Hizmetin organize ettiği Abant toplantılarını baştan beri katılarak tertip komitesinde yer alan bu “fetvâ hâini” o toplantıların konusunu ve toplantıya katılacak şahısların seçiminin yapıldığı heyetin daimî üyesidir. O günlerde kaleme aldığı bir yazıda şöyle demektedir: “Heyette yer alan şahısların cemaatle bağlantıları söz konusu değildir… Amaç cemaatle ilgili bir menfaat elde etmek olmadığı, ülkemizin önemli meseleleri üzerinde, farklı kesimlerden ilim ve fikir adamlarının müzakere yapmaları, mevzulara açıklık getirmeleri ve çözüm teklifleri sunmaları… hedeflenmiştir.
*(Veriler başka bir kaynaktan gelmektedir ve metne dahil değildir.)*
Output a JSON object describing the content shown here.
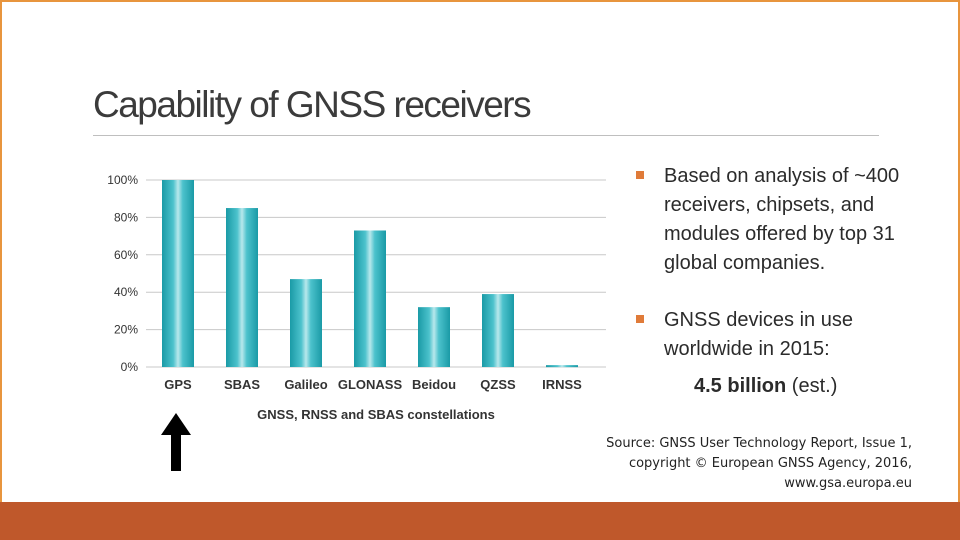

Bu satırların sahibi “fetvâ hâini” yazıyı şöyle bitiriyor: “İyi zan beslemek, öküzün altında buzağı aramak yerine açık beyanlara itibar etmek… kişiler hakkında hükme varmak için objektif kanıtlara itibar etmek hem dinimizin hem de ahlakımızın gereğidir.” O gün böyle diyen ve olması gerekeni söyleyen bu şahıs bugün haklarında hiçbir ‘objektif delil’ olmaksızın soy kırım yapılan insanlara verilen cezalar için şöyle diyor: ‘Elde sabit bir suç olmasa da şüpheliler cezalandırılabilir.’
Bakınız bu “fetvâ hâini” Hizmet hareketinin diyalog girişimleriyle ilgili yazdığı bir yazıda ne demiş: “Diyaloğun amacı… “farklı grupların bir ülke veya dünyada hürriyet ve adalet içinde beraber yaşamalarının mümkün olduğunu ispat etmektir…”
Evet, diyaloğu; “farklı grupların… ‘hürriyet ve adalet’ içinde beraber yaşamaları” diyen Karaman Hayrettin, kendisinin de geçmişte takdirle yad ettiği hizmetin müntesiplerine yapılan onca ‘adaletsizliğe ve haksızlığa’ gelince üç maymunu oynuyor.
Her neyse bu “fetvâ hâini” ile ilgili söylenecek ve yazılacak çok şey var.
Ancak sanırım bu kadarı kâfi.
Son olarak onun ‘İlim Dervişleri” başlıklı şiirinin son dörtlüğüyle bitireyim:
“ Allah’ın nurunu söner mi sandın
Mümini yolundan döner mi sandın
Bâtıl gelip hakkı yener mi sandın
Allah’ın nuruyla bakan dervişler”
Evet Saray’ın baş fetvacısı, senin yazdığın bu dörtlükteki soruları ben sana yönelteyim:
“Allah’ın nurunu söner mi sandın?
Mümini yolundan döner mi sandın?
Bâtıl gelip hakkı yener mi sandın?”
Sen de şahitsin ki bugün Hizmet hareketi dünyanın yaklaşık 160 ülkesinde bütün revnaktarlığıyla yoluna devam ediyor.
Bu sefer masraflarını kendin ödemek kaydıyla tekrar davet edeyim yapılan hizmetleri mühürlü kalbinle, kör gözlerinle kendin gör.
Yalnız hasedinden çatlayıp ölürsen mesuliyet kabul etmeyiz onu bilesin.